+

Delhi High Court: Depreciation Is Allowed On Goodwill Through No Actual Cash Payment Made For Acquisition

Delhi High Court in the case PCIT Versus M/S Eltek Sgs Pvt. Ltd. observed and has held that the depreciation is allowed on goodwill which arises in a scheme of amalgamation even though no actual cash payment was being made for the acquisition of goodwill. The bench comprising of Justice Yashwant Varma and Justice Dharmesh […]

Delhi High Court in the case PCIT Versus M/S Eltek Sgs Pvt. Ltd. observed and has held that the depreciation is allowed on goodwill which arises in a scheme of amalgamation even though no actual cash payment was being made for the acquisition of goodwill.
The bench comprising of Justice Yashwant Varma and Justice Dharmesh Sharma in the case observed and has stated that section 49 and section 55(2) deal with ‘capital gains’ which is arising on the sale of goodwill and not with respect to depreciation on the goodwill.
The court stated that section 47 excludes the transfer of capital assets in a scheme of amalgamation from the purview of capital gains.
In the present case, the respondent or the assessee was being amalgated with M/s Valere Power India Limited in terms of a Scheme of Amalgamation, which came to be sanctioned by the said Court on 05.02.2014.
Therefore, the Assessment Officer had added a sum for an amount of Rs. 6,17,30,352 on account of the disallowance of depreciation on the goodwill that was being created as a result of amalgamation.
On the other hand, the respondent has preferred an appeal before the CIT, Appeals. It has been found in the CIT, Appeals that since the goodwill had come to be created by virtue of the merger in terms of the Scheme approved by the Court, depreciation on goodwill was correctly been claimed by the assessee.

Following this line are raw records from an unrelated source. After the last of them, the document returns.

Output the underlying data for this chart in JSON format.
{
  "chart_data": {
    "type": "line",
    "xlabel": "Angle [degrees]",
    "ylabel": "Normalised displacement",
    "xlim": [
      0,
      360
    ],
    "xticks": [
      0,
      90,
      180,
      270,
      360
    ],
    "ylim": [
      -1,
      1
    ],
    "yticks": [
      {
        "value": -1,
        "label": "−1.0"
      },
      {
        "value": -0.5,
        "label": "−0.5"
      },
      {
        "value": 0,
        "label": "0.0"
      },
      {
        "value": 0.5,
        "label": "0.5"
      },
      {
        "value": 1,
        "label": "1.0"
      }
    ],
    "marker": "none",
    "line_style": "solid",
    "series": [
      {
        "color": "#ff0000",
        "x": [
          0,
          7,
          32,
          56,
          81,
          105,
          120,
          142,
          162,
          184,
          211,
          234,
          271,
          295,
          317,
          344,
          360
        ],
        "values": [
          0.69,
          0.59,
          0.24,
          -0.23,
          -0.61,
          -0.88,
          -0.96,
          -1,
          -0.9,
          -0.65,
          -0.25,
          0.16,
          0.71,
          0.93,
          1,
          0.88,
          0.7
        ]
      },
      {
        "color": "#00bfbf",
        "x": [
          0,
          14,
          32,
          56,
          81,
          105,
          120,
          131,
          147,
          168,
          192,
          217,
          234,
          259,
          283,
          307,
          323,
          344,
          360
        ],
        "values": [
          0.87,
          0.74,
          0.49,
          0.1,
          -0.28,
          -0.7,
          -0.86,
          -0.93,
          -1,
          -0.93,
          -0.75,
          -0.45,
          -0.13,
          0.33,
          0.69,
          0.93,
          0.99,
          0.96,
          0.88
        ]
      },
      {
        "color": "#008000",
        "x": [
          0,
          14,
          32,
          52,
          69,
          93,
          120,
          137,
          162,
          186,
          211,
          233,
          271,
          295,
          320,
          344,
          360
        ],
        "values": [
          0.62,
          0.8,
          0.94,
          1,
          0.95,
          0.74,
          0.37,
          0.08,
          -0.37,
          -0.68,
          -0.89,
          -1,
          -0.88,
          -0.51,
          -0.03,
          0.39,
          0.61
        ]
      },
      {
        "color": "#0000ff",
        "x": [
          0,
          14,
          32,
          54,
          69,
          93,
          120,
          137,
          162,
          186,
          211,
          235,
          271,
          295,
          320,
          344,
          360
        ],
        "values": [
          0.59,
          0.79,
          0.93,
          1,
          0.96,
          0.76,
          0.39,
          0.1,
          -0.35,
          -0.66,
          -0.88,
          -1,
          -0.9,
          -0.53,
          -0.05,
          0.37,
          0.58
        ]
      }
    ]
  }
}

Further, the appellant or the department challenged the order passed by CIT (A) before the ITAT. It has been held by the ITAT that the goodwill, being the non-tangible asset, is being eligible for depreciation under Section 32 of the Income Tax Act.

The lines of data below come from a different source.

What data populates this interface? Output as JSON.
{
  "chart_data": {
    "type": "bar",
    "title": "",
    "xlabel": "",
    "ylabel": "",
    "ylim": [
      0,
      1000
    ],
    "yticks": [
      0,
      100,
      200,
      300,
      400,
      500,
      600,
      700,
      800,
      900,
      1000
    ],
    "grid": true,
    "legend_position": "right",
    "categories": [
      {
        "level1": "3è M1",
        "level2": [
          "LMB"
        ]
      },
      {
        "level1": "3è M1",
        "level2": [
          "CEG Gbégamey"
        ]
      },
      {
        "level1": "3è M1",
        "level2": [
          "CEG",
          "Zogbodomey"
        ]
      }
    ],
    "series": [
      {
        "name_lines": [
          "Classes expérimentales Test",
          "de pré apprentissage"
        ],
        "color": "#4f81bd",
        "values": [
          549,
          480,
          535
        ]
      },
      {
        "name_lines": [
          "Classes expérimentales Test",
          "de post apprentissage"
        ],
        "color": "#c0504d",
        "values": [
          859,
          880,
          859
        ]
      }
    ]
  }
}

It has also been referred by the department the definition of ‘cost of acquisition’ as spelt out under section 55(2). Therefore, the Section 55(2) had defined the expression, the ‘cost of acquisition’ to also include the goodwill of a business or profession, the trademark or the brand name which is associated with the business or profession, or any other intangible asset.

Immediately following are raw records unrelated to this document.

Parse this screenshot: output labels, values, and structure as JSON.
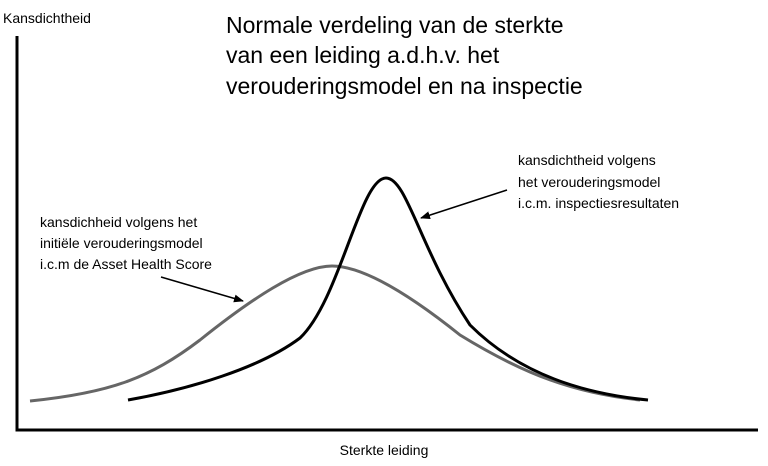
{
  "diagram": {
    "title_lines": [
      "Normale verdeling van de sterkte",
      "van een leiding a.d.h.v. het",
      "verouderingsmodel en na inspectie"
    ],
    "y_axis_label": "Kansdichtheid",
    "x_axis_label": "Sterkte leiding",
    "curve_initial": {
      "label_lines": [
        "kansdichheid volgens het",
        "initiële verouderingsmodel",
        "i.c.m de Asset Health Score"
      ],
      "stroke_color": "#666666"
    },
    "curve_inspection": {
      "label_lines": [
        "kansdichtheid volgens",
        "het verouderingsmodel",
        "i.c.m. inspectiesresultaten"
      ],
      "stroke_color": "#000000"
    }
  }
}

The appellant in the case also seek reply upon section 49 and more particularly Section 49(1)(e).
The court in the case while rejecting the contentions raised by the department held that the transfer made in terms of a scheme of amalgamation that is sanctioned is accomplished by operation of law as opposed to an act of parties.
Accordingly, the court ruled that the goodwill is an intangible asset on which depreciation can clearly be claimed as it has been stated in terms of Section 32(1).